Selective Photothermolysis

The theory of selective photothermolysis was developed by Dr. Rox Anderson at the Wellman Laboratory of the Massachusetts General Hospital in 1983. This theory revolutionized the use of lasers in dermatology by stating that laser light of a specific wavelength can destroy a target containing the adequate chromophore without damaging the surrounding tissue. This theory is based on the concept of thermal relaxation time. The thermal relaxation time of a mass is the time required for it to cool down to the ambient temperature after having been heated (for most targets, this time is determined by their size and shape, varying between 10 nanoseconds for a tattoo ink particle and 100 milliseconds for a hair follicle). Selective photothermolysis suggests that if a mass is heated for a period shorter than its thermal relaxation time, there is not enough time for thermal diffusion to damage the surrounding tissue. Stated another way, if a mass is heated for a period shorter than its thermal relaxation time, the heat and resultant damage (necessary for successful treatment) is confined to the target alone and the surrounding tissue remains unaltered.

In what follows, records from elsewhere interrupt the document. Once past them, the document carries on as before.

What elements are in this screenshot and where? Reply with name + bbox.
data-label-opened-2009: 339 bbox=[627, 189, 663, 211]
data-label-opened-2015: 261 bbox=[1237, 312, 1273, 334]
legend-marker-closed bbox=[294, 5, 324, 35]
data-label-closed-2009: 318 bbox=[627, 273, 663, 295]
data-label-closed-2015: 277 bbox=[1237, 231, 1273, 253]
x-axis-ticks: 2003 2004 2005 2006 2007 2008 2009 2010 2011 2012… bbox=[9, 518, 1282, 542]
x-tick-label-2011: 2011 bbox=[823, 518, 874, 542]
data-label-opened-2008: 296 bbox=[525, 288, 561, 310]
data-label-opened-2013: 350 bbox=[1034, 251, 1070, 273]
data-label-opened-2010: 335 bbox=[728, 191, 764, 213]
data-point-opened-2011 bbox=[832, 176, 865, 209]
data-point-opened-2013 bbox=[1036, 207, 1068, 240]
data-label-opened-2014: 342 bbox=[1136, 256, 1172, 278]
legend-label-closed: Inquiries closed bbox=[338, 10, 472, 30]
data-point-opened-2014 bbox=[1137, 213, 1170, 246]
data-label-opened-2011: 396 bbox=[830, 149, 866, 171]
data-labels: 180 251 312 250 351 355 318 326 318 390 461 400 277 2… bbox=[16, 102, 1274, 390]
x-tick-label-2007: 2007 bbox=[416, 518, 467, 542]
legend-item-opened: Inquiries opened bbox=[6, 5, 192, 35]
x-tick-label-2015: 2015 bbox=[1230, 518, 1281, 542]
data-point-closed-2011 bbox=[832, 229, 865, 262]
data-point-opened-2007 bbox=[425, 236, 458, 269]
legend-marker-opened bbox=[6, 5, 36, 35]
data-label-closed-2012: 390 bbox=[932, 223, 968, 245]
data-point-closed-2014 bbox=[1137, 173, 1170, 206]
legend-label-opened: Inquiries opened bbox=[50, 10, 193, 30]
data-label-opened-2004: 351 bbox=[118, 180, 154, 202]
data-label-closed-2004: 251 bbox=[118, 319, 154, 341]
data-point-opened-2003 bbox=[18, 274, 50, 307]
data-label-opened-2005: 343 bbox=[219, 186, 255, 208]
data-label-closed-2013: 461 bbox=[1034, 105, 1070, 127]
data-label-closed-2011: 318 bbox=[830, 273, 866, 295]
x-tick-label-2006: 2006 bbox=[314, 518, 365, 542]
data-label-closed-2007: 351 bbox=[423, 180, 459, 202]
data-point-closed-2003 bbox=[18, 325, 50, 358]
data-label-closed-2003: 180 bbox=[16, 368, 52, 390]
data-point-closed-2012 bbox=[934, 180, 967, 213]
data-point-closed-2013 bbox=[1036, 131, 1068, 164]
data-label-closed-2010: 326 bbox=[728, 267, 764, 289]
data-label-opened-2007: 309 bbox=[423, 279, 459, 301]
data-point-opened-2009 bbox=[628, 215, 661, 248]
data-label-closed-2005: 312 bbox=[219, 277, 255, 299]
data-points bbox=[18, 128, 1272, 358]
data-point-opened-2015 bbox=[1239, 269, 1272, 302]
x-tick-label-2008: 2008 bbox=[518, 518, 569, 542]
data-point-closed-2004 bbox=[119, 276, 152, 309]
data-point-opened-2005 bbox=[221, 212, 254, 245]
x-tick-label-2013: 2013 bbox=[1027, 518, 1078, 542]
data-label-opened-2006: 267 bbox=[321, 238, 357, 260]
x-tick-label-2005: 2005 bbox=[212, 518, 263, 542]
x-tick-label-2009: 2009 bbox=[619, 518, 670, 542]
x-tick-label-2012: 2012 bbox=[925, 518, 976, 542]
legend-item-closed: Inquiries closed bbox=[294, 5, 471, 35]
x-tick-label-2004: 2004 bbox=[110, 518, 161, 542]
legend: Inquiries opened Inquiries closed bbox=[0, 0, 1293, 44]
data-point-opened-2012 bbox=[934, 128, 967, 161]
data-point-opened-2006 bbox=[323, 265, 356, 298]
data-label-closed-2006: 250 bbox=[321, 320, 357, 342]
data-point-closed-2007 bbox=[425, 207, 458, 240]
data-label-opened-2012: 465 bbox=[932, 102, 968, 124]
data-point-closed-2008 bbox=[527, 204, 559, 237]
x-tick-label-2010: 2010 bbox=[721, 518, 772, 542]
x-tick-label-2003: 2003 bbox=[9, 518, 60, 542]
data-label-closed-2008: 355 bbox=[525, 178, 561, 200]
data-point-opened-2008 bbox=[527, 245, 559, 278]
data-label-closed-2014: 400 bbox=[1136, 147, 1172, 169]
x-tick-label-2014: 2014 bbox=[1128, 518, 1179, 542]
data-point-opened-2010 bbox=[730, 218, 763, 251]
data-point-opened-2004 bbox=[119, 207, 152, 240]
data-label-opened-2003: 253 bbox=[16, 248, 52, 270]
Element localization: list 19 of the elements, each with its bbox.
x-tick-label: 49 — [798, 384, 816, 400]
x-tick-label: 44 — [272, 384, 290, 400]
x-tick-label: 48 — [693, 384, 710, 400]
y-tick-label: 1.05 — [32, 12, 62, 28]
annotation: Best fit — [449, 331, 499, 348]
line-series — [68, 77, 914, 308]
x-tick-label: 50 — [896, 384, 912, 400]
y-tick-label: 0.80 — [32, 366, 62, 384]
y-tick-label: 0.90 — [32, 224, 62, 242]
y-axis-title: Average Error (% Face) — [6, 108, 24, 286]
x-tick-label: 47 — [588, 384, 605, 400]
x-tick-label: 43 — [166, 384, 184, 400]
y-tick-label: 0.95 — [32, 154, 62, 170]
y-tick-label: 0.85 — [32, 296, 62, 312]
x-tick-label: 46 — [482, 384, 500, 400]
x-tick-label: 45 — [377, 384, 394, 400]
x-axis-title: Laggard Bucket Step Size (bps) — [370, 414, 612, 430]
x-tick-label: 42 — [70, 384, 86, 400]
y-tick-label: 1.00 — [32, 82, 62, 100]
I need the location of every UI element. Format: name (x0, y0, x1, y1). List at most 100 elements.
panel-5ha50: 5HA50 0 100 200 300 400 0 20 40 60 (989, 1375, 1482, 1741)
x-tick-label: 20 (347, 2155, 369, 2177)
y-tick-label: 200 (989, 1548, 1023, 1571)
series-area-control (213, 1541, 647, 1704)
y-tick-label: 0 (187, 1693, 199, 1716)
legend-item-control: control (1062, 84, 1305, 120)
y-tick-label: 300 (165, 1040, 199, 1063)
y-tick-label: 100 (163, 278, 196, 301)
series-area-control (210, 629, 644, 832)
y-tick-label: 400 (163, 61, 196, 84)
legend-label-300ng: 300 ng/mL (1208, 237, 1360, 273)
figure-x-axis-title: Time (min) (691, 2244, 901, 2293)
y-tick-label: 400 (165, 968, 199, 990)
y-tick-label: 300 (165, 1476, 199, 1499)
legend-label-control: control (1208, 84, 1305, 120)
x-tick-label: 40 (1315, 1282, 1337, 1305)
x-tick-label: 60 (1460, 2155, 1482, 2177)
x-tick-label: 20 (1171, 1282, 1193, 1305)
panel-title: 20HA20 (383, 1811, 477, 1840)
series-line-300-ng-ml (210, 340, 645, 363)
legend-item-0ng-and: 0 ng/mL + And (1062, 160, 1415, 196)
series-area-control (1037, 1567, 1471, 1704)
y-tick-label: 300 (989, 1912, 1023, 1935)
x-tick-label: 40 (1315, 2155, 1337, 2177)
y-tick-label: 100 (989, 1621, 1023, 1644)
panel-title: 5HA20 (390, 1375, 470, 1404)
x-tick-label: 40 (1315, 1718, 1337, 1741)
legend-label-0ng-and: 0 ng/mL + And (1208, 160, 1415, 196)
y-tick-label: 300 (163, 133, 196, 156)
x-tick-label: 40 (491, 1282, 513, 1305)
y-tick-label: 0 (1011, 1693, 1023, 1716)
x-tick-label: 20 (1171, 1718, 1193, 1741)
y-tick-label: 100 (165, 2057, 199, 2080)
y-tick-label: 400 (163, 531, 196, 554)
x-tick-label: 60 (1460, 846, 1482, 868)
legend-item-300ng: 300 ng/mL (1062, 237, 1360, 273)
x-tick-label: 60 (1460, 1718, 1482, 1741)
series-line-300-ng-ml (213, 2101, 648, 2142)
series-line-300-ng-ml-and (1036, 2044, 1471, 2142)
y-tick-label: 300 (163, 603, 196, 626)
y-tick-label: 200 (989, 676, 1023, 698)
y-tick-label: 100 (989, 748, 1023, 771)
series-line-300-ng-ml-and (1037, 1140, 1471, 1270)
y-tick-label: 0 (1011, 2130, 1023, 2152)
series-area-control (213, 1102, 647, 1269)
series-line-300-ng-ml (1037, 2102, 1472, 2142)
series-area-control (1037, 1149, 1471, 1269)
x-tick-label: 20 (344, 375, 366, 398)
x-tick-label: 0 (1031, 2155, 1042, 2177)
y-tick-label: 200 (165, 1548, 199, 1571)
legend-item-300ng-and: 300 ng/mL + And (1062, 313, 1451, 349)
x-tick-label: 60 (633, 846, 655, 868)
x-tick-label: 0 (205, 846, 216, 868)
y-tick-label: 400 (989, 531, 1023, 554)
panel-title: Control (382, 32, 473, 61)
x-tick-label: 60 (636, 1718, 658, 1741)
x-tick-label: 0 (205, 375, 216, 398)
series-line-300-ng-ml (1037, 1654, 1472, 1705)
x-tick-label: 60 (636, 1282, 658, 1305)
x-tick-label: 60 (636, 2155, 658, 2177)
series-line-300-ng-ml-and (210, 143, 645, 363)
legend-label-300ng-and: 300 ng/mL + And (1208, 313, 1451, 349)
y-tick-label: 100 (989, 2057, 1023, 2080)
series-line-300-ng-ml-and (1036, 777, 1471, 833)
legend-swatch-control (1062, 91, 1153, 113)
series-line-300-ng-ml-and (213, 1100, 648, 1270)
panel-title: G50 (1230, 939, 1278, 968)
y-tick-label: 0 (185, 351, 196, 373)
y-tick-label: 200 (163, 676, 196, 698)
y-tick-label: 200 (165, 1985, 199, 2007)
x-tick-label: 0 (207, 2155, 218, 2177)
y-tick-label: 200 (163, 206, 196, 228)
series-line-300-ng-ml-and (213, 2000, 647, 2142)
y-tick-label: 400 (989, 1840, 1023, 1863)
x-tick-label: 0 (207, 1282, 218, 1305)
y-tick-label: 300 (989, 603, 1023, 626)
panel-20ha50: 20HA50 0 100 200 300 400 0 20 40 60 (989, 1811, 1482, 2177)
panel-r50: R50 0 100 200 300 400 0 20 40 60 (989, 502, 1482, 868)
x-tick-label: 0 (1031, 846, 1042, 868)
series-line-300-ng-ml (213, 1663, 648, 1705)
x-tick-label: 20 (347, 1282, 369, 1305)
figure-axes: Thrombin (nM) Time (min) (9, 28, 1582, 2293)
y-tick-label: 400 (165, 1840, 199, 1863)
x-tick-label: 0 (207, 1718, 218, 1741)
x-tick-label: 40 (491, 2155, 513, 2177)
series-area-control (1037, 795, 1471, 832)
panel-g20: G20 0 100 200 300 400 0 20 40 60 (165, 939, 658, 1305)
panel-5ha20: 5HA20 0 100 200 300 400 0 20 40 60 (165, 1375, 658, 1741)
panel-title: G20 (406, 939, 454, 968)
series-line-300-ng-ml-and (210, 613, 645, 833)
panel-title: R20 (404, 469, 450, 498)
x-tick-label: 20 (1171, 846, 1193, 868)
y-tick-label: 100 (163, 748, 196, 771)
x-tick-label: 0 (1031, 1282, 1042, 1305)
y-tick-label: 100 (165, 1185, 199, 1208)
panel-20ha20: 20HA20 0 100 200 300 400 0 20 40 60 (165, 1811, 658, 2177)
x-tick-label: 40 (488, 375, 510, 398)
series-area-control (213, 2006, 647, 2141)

Intense Pulsed Light Devices (IPL)
Intense pulsed light devices are not lasers. The two are indeed different from both a technology perspective and from a treatment perspective. The main difference between an intense pulsed light device and a laser is that the light of the former is non-monochromatic. While in the case of lasers, the lasing medium produces a single wavelength, and thus targets a single chromophore, IPL devices function with filters. Non-monochromatic light is created by an energy source, and then filtered. While IPL filters enable the therapist to select the range of wavelength best suited to a specific treatment, they do not enable the therapist to select a single wavelength: for example, a 585 nm IPL filter will filter out shorter wavelenghts, but not longer wavelengths. The therapeutic consequence is that a wider range of conditions can be treated with a single IPL device versus with a single laser (for example, both redness and brown spots can be treated with an IPL). In other words, an IPL is less specific in its effects. Some will argue that this lack of specificity makes IPL devices less effective, and more difficult to use (thus operator error is more likely).

Light Emitting Diodes (LED)
Light Emitting Diodes are neither lasers, nor IPL devices. The main difference between LEDs and lasers is that the light of the former is not collimated (but it is monochromatic); this means that the energy is divergent, and not focalized. The therapeutic consequence is that LEDs overall have a much lower energy output than lasers. LED treatments are still effective, however. Indeed, while the purpose of a laser is to selectively destroy a specific target (hence the need for a high energy output), the purpose of an LED is most often to stimulate (rather than destroy) a specific target, something that can be achieved with a lower energy. The main applications of LEDs are rejuvenation, photo-dynamic therapy, and cellulite reduction.

Conclusion
While as skin care professionals we are not asked to build lasers, improve upon IPLs, or manufacture LEDs, an understanding of the technology and of what is happening “in the box” is essential to providing our clients with accurate information as well as ensuring optimal treatments.

Ada Polla Tray is the President of Alchimie Forever, LLC and was a presenter at the SPSSCS 14th Annual Meeting.